You learned that Raspberry Pi is a great tool for IoT development. You can program a Raspberry Pi in your language of choice.
We used Functions, Twilio’s serverless environment, to take care of all the physical hardware, virtual machine operating system, and web server software management. That left us to worry about the code necessary to run the Security Camera. There, we made use of Twilio Sync which allowed us to share data across multiple devices, securely and efficiently with millisecond-level state synchronization.

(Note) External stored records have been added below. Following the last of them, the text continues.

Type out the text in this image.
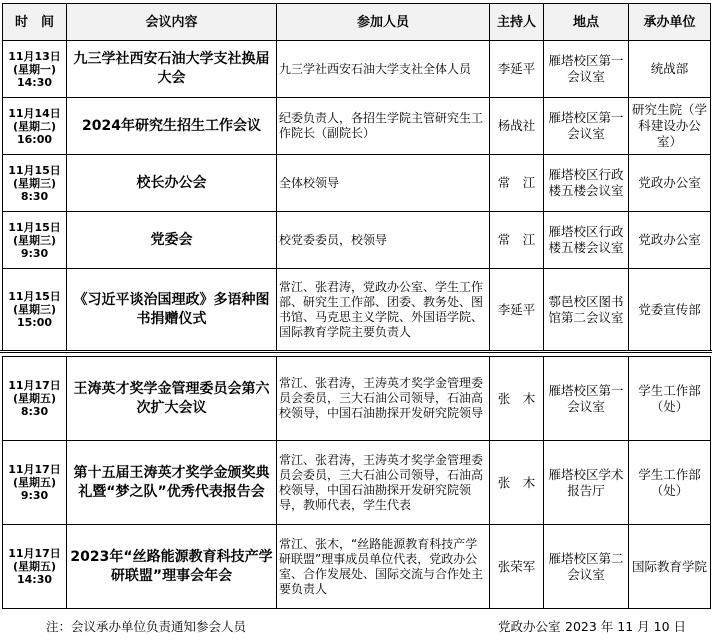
时　间	会议内容	参加人员	主持人	地点	承办单位

11月13日
(星期一)
14:30	九三学社西安石油大学支社换届大会	九三学社西安石油大学支社全体人员	李延平	雁塔校区第一会议室	统战部

11月14日
(星期二)
16:00	2024年研究生招生工作会议	纪委负责人，各招生学院主管研究生工作院长（副院长）	杨战社	雁塔校区第一会议室	研究生院（学科建设办公室）

11月15日
(星期三)
8:30	校长办公会	全体校领导	常　江	雁塔校区行政楼五楼会议室	党政办公室

11月15日
(星期三)
9:30	党委会	校党委委员，校领导	常　江	雁塔校区行政楼五楼会议室	党政办公室

11月15日
(星期三)
15:00	《习近平谈治国理政》多语种图书捐赠仪式	常江、张君涛，党政办公室、学生工作部、研究生工作部、团委、教务处、图书馆、马克思主义学院、外国语学院、国际教育学院主要负责人	李延平	鄠邑校区图书馆第二会议室	党委宣传部
11月17日
(星期五)
8:30	王涛英才奖学金管理委员会第六次扩大会议	常江、张君涛，王涛英才奖学金管理委员会委员，三大石油公司领导，石油高校领导，中国石油勘探开发研究院领导	张　木	雁塔校区第一会议室	学生工作部（处）

11月17日
(星期五)
9:30	第十五届王涛英才奖学金颁奖典礼暨“梦之队”优秀代表报告会	常江、张君涛，王涛英才奖学金管理委员会委员，三大石油公司领导，石油高校领导，中国石油勘探开发研究院领导，教师代表，学生代表	张　木	雁塔校区学术报告厅	学生工作部（处）

11月17日
(星期五)
14:30	2023年“丝路能源教育科技产学研联盟”理事会年会	常江、张木，“丝路能源教育科技产学研联盟”理事成员单位代表，党政办公室、合作发展处、国际交流与合作处主要负责人	张荣军	雁塔校区第二会议室	国际教育学院
注：会议承办单位负责通知参会人员	党政办公室 2023 年 11 月 10 日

Now that you see what’s possible with Programmable Wireless for IoT development, you're ready to build your own Twilio powered IoT device. Twilio Programmable Wireless SIM Cards provide developer-friendly, reliable cellular technology so you can track and log the exact data you need in real-time. Remove the hassle from remote monitoring with the best practices discussed in this Blueprint designed to accelerate your business development.
Visit our Blueprints page for more use case centric walkthroughs like this one.
Need a 3d-printed case?
The Security Camera repository comes with CAD files designed for this 3D printout. You can find the CAD files in the models folder. Visit Voodoo Manufacturing to take advantage of their developer-first API driven 3d-printers to print out the models. Use Sculpteo to print out the acrylic to cover the sides of the Security Camera.
IMPORTANT: USB cellular modems come in many dimensions, thus the USB modem you select may be a tight fit. The USB cellular modem in the shopping cart does not fit in the Security Camera printout. You can use Bob’s Smith's Super Thin Glue to keep the hardware secure in the 3d-printout, or update the Security Camera body CAD file using one of the many CAD programs. This 3G USB cellular modem will fit in the 3d-printout in the repository.